Read more about: Criminal Kimberlin and ‘Hacker’ Rauhauser

UPDATE:

Suspicion that the “Breitbart Unmasked” site is operated by Kimberlin is inspired by the site’s apparent obsession with bloggers who criticize Kimberlin. In one such post (no link, for reasons that should be obvious) “Breitbart Unmasked” makes this assertion:

Patterico and Andrew Breitbart . . . started a years long campaign to destroy Mr. Kimberlin using a 34 year old criminal case against him when he was a young man, despite Mr.

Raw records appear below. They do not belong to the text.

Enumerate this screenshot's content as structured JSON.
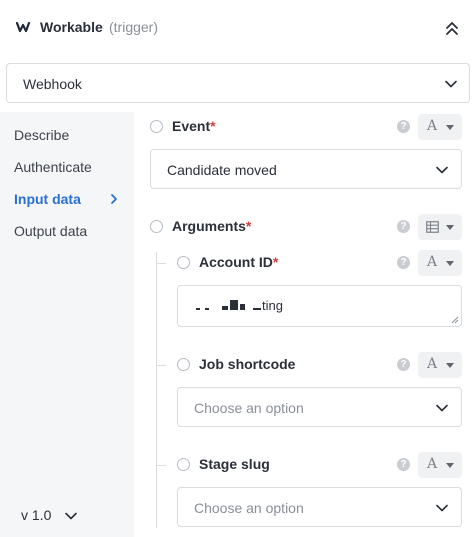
{
  "header": {
    "app_name": "Workable",
    "trigger_tag": "(trigger)",
    "logo_icon": "workable-logo-icon",
    "collapse_icon": "double-chevron-up-icon"
  },
  "webhook_select": {
    "value": "Webhook",
    "icon": "chevron-down-icon"
  },
  "sidebar": {
    "items": [
      {
        "label": "Describe",
        "active": false
      },
      {
        "label": "Authenticate",
        "active": false
      },
      {
        "label": "Input data",
        "active": true
      },
      {
        "label": "Output data",
        "active": false
      }
    ],
    "version": "v 1.0"
  },
  "fields": {
    "event": {
      "label": "Event",
      "required_mark": "*",
      "help": "?",
      "type_glyph": "A",
      "value": "Candidate moved"
    },
    "arguments": {
      "label": "Arguments",
      "required_mark": "*",
      "help": "?",
      "type_icon": "table-icon"
    },
    "account_id": {
      "label": "Account ID",
      "required_mark": "*",
      "help": "?",
      "type_glyph": "A",
      "value": "ting"
    },
    "job_shortcode": {
      "label": "Job shortcode",
      "help": "?",
      "type_glyph": "A",
      "placeholder": "Choose an option"
    },
    "stage_slug": {
      "label": "Stage slug",
      "help": "?",
      "type_glyph": "A",
      "placeholder": "Choose an option"
    }
  },
  "colors": {
    "accent": "#2a6fd6",
    "required": "#d33d3d",
    "sidebar_bg": "#f5f6f7",
    "border": "#d9dce1"
  }
}
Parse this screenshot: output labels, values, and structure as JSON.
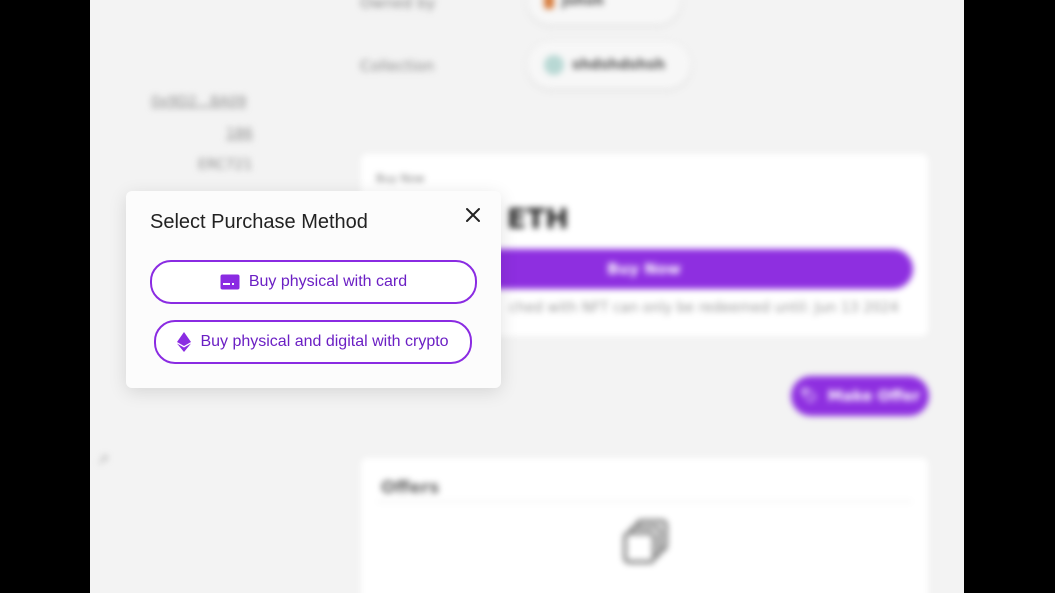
{
  "details": {
    "owned_by_label": "Owned by",
    "owner_name": "Jshsh",
    "collection_label": "Collection",
    "collection_name": "shdshdshsh",
    "contract_address": "0x9D2...8A09",
    "token_id": "186",
    "token_standard": "ERC721"
  },
  "buy_card": {
    "label": "Buy Now",
    "price_suffix": "ETH",
    "buy_button": "Buy Now",
    "note": "ched with NFT can only be redeemed until: Jun 13 2024"
  },
  "make_offer_button": "Make Offer",
  "offers": {
    "title": "Offers"
  },
  "modal": {
    "title": "Select Purchase Method",
    "card_option": "Buy physical with card",
    "crypto_option": "Buy physical and digital with crypto"
  },
  "colors": {
    "accent": "#8e2fe0",
    "option_border": "#8a2be2"
  },
  "icons": {
    "card": "credit-card-icon",
    "crypto": "ethereum-icon",
    "close": "close-icon",
    "offers": "cards-stack-icon"
  }
}
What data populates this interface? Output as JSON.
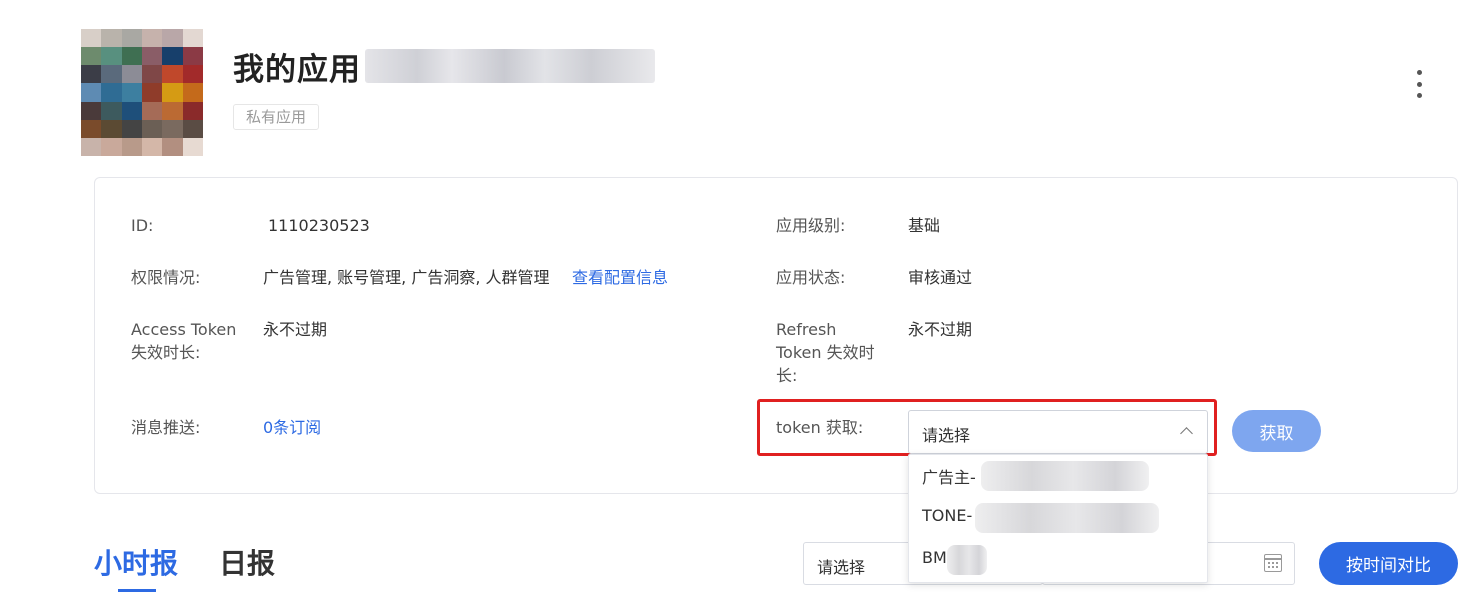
{
  "header": {
    "app_title": "我的应用",
    "app_type_tag": "私有应用",
    "avatar_colors": [
      "#d8cfc8",
      "#b9b3ab",
      "#a9a8a3",
      "#c6b2ac",
      "#b9a7a8",
      "#e3d8d2",
      "#6d8b6d",
      "#58907f",
      "#3f6f52",
      "#8a5d67",
      "#173f6b",
      "#8b3a45",
      "#3b3d47",
      "#5a6a7c",
      "#8c8c96",
      "#7f4747",
      "#c0482b",
      "#a22a2a",
      "#5e8bb3",
      "#2f6c94",
      "#3d7fa0",
      "#8f3c2a",
      "#d59b14",
      "#c46a1b",
      "#4a3a3a",
      "#3d5a5e",
      "#1e4f7a",
      "#a56b57",
      "#bb6a33",
      "#8a2a2a",
      "#7a4b2b",
      "#5b4a33",
      "#444444",
      "#6b5f55",
      "#7a6a5f",
      "#5a4c44",
      "#c8b3aa",
      "#c9a99b",
      "#b89a8a",
      "#d4b7a8",
      "#b28f80",
      "#e7dad2"
    ]
  },
  "info": {
    "id_label": "ID:",
    "id_value": "1110230523",
    "permission_label": "权限情况:",
    "permission_value": "广告管理, 账号管理, 广告洞察, 人群管理",
    "permission_link": "查看配置信息",
    "access_token_label_1": "Access Token",
    "access_token_label_2": "失效时长:",
    "access_token_value": "永不过期",
    "message_push_label": "消息推送:",
    "message_push_link": "0条订阅",
    "app_level_label": "应用级别:",
    "app_level_value": "基础",
    "app_status_label": "应用状态:",
    "app_status_value": "审核通过",
    "refresh_token_label_1": "Refresh",
    "refresh_token_label_2": "Token 失效时",
    "refresh_token_label_3": "长:",
    "refresh_token_value": "永不过期",
    "token_label": "token 获取:",
    "token_select_placeholder": "请选择",
    "token_get_button": "获取",
    "token_options": [
      "广告主-",
      "TONE-",
      "BM-"
    ]
  },
  "report": {
    "tab_hourly": "小时报",
    "tab_daily": "日报",
    "select_placeholder": "请选择",
    "compare_button": "按时间对比"
  },
  "colors": {
    "accent": "#2d6ae3",
    "highlight": "#e02020",
    "button_disabled": "#7ea6ef"
  }
}
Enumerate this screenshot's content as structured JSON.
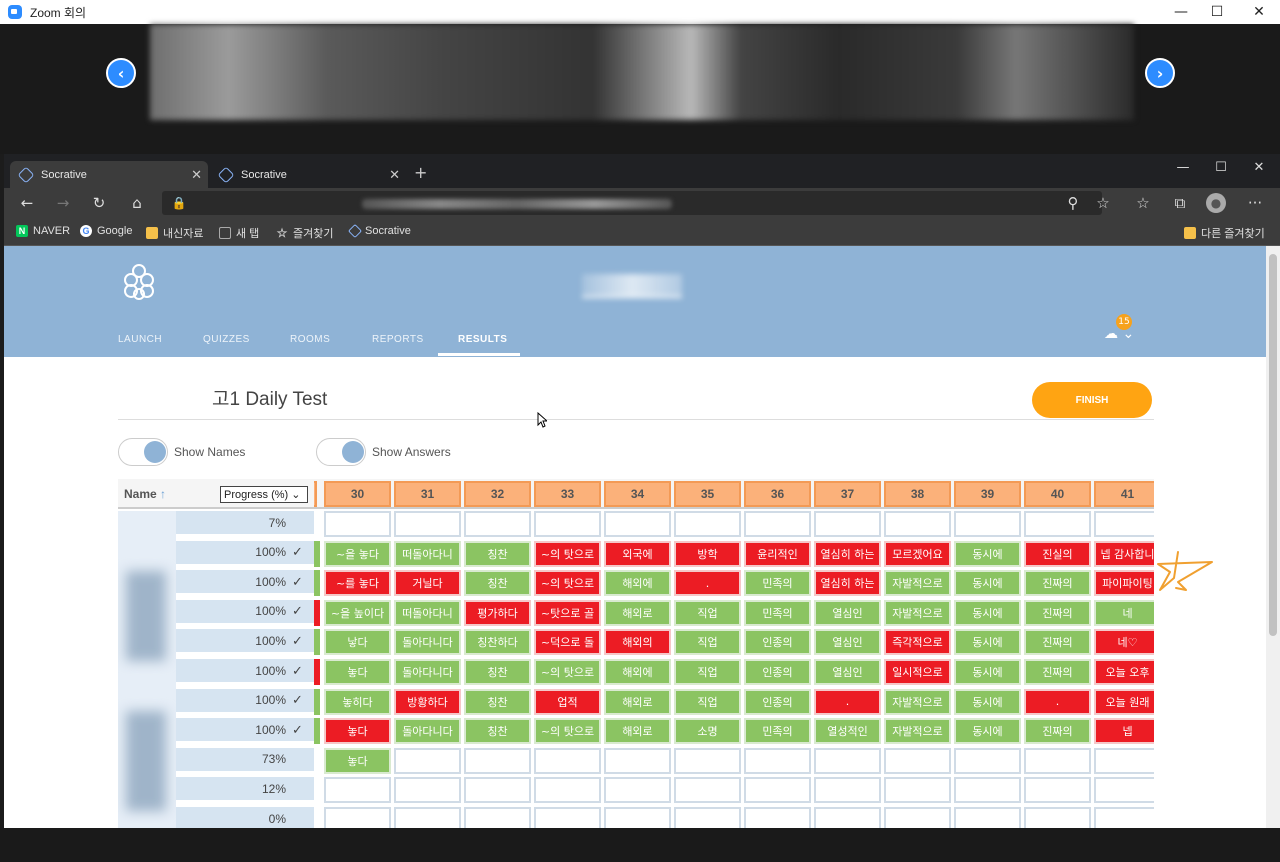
{
  "zoom": {
    "title": "Zoom 회의",
    "window_controls": {
      "minimize": "—",
      "maximize": "☐",
      "close": "✕"
    },
    "nav_prev": "‹",
    "nav_next": "›"
  },
  "browser": {
    "tabs": [
      {
        "label": "Socrative",
        "active": true
      },
      {
        "label": "Socrative",
        "active": false
      }
    ],
    "new_tab": "+",
    "toolbar_icons": [
      "back-icon",
      "forward-icon",
      "refresh-icon",
      "home-icon",
      "lock-icon",
      "search-icon",
      "star-icon",
      "favorites-icon",
      "collections-icon",
      "profile-icon",
      "more-icon"
    ],
    "bookmarks": [
      {
        "label": "NAVER",
        "icon": "naver-icon",
        "color": "#03c75a"
      },
      {
        "label": "Google",
        "icon": "google-icon",
        "color": "#4285f4"
      },
      {
        "label": "내신자료",
        "icon": "folder-icon",
        "color": "#f5c04a"
      },
      {
        "label": "새 탭",
        "icon": "newtab-icon",
        "color": "#aaaaaa"
      },
      {
        "label": "즐겨찾기",
        "icon": "star-icon",
        "color": "#cccccc"
      },
      {
        "label": "Socrative",
        "icon": "socrative-icon",
        "color": "#8ab4f8"
      }
    ],
    "other_bookmarks": "다른 즐겨찾기"
  },
  "socrative": {
    "nav": [
      {
        "label": "LAUNCH",
        "active": false
      },
      {
        "label": "QUIZZES",
        "active": false
      },
      {
        "label": "ROOMS",
        "active": false
      },
      {
        "label": "REPORTS",
        "active": false
      },
      {
        "label": "RESULTS",
        "active": true
      }
    ],
    "badge_count": "15",
    "quiz_title": "고1 Daily Test",
    "finish_label": "FINISH",
    "toggles": [
      {
        "label": "Show Names",
        "on": true
      },
      {
        "label": "Show Answers",
        "on": true
      }
    ],
    "grid": {
      "name_header": "Name",
      "sort_icon": "↑",
      "progress_select": "Progress (%)",
      "questions": [
        "30",
        "31",
        "32",
        "33",
        "34",
        "35",
        "36",
        "37",
        "38",
        "39",
        "40",
        "41"
      ],
      "rows": [
        {
          "progress": "7%",
          "check": false,
          "edge": "",
          "cells": [
            [
              "",
              ""
            ],
            [
              "",
              ""
            ],
            [
              "",
              ""
            ],
            [
              "",
              ""
            ],
            [
              "",
              ""
            ],
            [
              "",
              ""
            ],
            [
              "",
              ""
            ],
            [
              "",
              ""
            ],
            [
              "",
              ""
            ],
            [
              "",
              ""
            ],
            [
              "",
              ""
            ],
            [
              "",
              ""
            ]
          ]
        },
        {
          "progress": "100%",
          "check": true,
          "edge": "correct",
          "cells": [
            [
              "~을 놓다",
              "c"
            ],
            [
              "떠돌아다니",
              "c"
            ],
            [
              "칭찬",
              "c"
            ],
            [
              "~의 탓으로",
              "w"
            ],
            [
              "외국에",
              "w"
            ],
            [
              "방학",
              "w"
            ],
            [
              "윤리적인",
              "w"
            ],
            [
              "열심히 하는",
              "w"
            ],
            [
              "모르겠어요",
              "w"
            ],
            [
              "동시에",
              "c"
            ],
            [
              "진실의",
              "w"
            ],
            [
              "넵 감사합니",
              "w"
            ]
          ]
        },
        {
          "progress": "100%",
          "check": true,
          "edge": "correct",
          "cells": [
            [
              "~를 놓다",
              "w"
            ],
            [
              "거닐다",
              "w"
            ],
            [
              "칭찬",
              "c"
            ],
            [
              "~의 탓으로",
              "w"
            ],
            [
              "해외에",
              "c"
            ],
            [
              ".",
              "w"
            ],
            [
              "민족의",
              "c"
            ],
            [
              "열심히 하는",
              "w"
            ],
            [
              "자발적으로",
              "c"
            ],
            [
              "동시에",
              "c"
            ],
            [
              "진짜의",
              "c"
            ],
            [
              "파이파이팅",
              "w"
            ]
          ]
        },
        {
          "progress": "100%",
          "check": true,
          "edge": "wrong",
          "cells": [
            [
              "~을 높이다",
              "c"
            ],
            [
              "떠돌아다니",
              "c"
            ],
            [
              "평가하다",
              "w"
            ],
            [
              "~탓으로 골",
              "w"
            ],
            [
              "해외로",
              "c"
            ],
            [
              "직업",
              "c"
            ],
            [
              "민족의",
              "c"
            ],
            [
              "열심인",
              "c"
            ],
            [
              "자발적으로",
              "c"
            ],
            [
              "동시에",
              "c"
            ],
            [
              "진짜의",
              "c"
            ],
            [
              "네",
              "c"
            ]
          ]
        },
        {
          "progress": "100%",
          "check": true,
          "edge": "correct",
          "cells": [
            [
              "낳다",
              "c"
            ],
            [
              "돌아다니다",
              "c"
            ],
            [
              "칭찬하다",
              "c"
            ],
            [
              "~덕으로 돌",
              "w"
            ],
            [
              "해외의",
              "w"
            ],
            [
              "직업",
              "c"
            ],
            [
              "인종의",
              "c"
            ],
            [
              "열심인",
              "c"
            ],
            [
              "즉각적으로",
              "w"
            ],
            [
              "동시에",
              "c"
            ],
            [
              "진짜의",
              "c"
            ],
            [
              "네♡",
              "w"
            ]
          ]
        },
        {
          "progress": "100%",
          "check": true,
          "edge": "wrong",
          "cells": [
            [
              "놓다",
              "c"
            ],
            [
              "돌아다니다",
              "c"
            ],
            [
              "칭찬",
              "c"
            ],
            [
              "~의 탓으로",
              "c"
            ],
            [
              "해외에",
              "c"
            ],
            [
              "직업",
              "c"
            ],
            [
              "인종의",
              "c"
            ],
            [
              "열심인",
              "c"
            ],
            [
              "일시적으로",
              "w"
            ],
            [
              "동시에",
              "c"
            ],
            [
              "진짜의",
              "c"
            ],
            [
              "오늘 오후",
              "w"
            ]
          ]
        },
        {
          "progress": "100%",
          "check": true,
          "edge": "correct",
          "cells": [
            [
              "놓히다",
              "c"
            ],
            [
              "방황하다",
              "w"
            ],
            [
              "칭찬",
              "c"
            ],
            [
              "업적",
              "w"
            ],
            [
              "해외로",
              "c"
            ],
            [
              "직업",
              "c"
            ],
            [
              "인종의",
              "c"
            ],
            [
              ".",
              "w"
            ],
            [
              "자발적으로",
              "c"
            ],
            [
              "동시에",
              "c"
            ],
            [
              ".",
              "w"
            ],
            [
              "오늘 원래",
              "w"
            ]
          ]
        },
        {
          "progress": "100%",
          "check": true,
          "edge": "correct",
          "cells": [
            [
              "놓다",
              "w"
            ],
            [
              "돌아다니다",
              "c"
            ],
            [
              "칭찬",
              "c"
            ],
            [
              "~의 탓으로",
              "c"
            ],
            [
              "해외로",
              "c"
            ],
            [
              "소명",
              "c"
            ],
            [
              "민족의",
              "c"
            ],
            [
              "열성적인",
              "c"
            ],
            [
              "자발적으로",
              "c"
            ],
            [
              "동시에",
              "c"
            ],
            [
              "진짜의",
              "c"
            ],
            [
              "넵",
              "w"
            ]
          ]
        },
        {
          "progress": "73%",
          "check": false,
          "edge": "",
          "cells": [
            [
              "놓다",
              "c"
            ],
            [
              "",
              ""
            ],
            [
              "",
              ""
            ],
            [
              "",
              ""
            ],
            [
              "",
              ""
            ],
            [
              "",
              ""
            ],
            [
              "",
              ""
            ],
            [
              "",
              ""
            ],
            [
              "",
              ""
            ],
            [
              "",
              ""
            ],
            [
              "",
              ""
            ],
            [
              "",
              ""
            ]
          ]
        },
        {
          "progress": "12%",
          "check": false,
          "edge": "",
          "cells": [
            [
              "",
              ""
            ],
            [
              "",
              ""
            ],
            [
              "",
              ""
            ],
            [
              "",
              ""
            ],
            [
              "",
              ""
            ],
            [
              "",
              ""
            ],
            [
              "",
              ""
            ],
            [
              "",
              ""
            ],
            [
              "",
              ""
            ],
            [
              "",
              ""
            ],
            [
              "",
              ""
            ],
            [
              "",
              ""
            ]
          ]
        },
        {
          "progress": "0%",
          "check": false,
          "edge": "",
          "cells": [
            [
              "",
              ""
            ],
            [
              "",
              ""
            ],
            [
              "",
              ""
            ],
            [
              "",
              ""
            ],
            [
              "",
              ""
            ],
            [
              "",
              ""
            ],
            [
              "",
              ""
            ],
            [
              "",
              ""
            ],
            [
              "",
              ""
            ],
            [
              "",
              ""
            ],
            [
              "",
              ""
            ],
            [
              "",
              ""
            ]
          ]
        }
      ]
    }
  },
  "colors": {
    "header": "#8fb3d6",
    "finish": "#ffa412",
    "correct": "#8bc462",
    "wrong": "#ec1c24",
    "question_header": "#fbb17a",
    "annotation_star": "#f0a030"
  }
}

Kimberlin changing his life and working for charitable causes for decades.

Kimberlin was 27 years old when he was convicted of multiple federal felonies which, as the Indianapolis Star reported at the time, carried a maximum penalty of more than 20o years in prison.

The only “charitable causes” for which Kimberlin has worked, so far as I am aware, are those in which he himself has a financial interest. As he has only been out of federal prison since 2000, the claim that Kimberlin has been engaged in “charitable causes for decades” would seem self-evidently false.

In fact, Kimberlin’s persistent penchant for falsehoods is another coincidental similarity to the “Bretibart Unmasked” site, whose Twitter account has denied being operated by Kimberlin. As Indianapolis Starreporter Joe Gelarden, who covered the “Speedway Bomber” case, toldTime magazine’s Massimo Calabresi in 2007:

I remember a few things about Brett that give me great pause.
First, he was convicted of perjury — in federal court — before he got out of high school. Think about that for a moment.

A notorious criminal, who was called a “top-flight con man” by award-winning journalist Mark Singer, Kimberlin has gotten $1.8 million in tax-exempt contributions since 2005.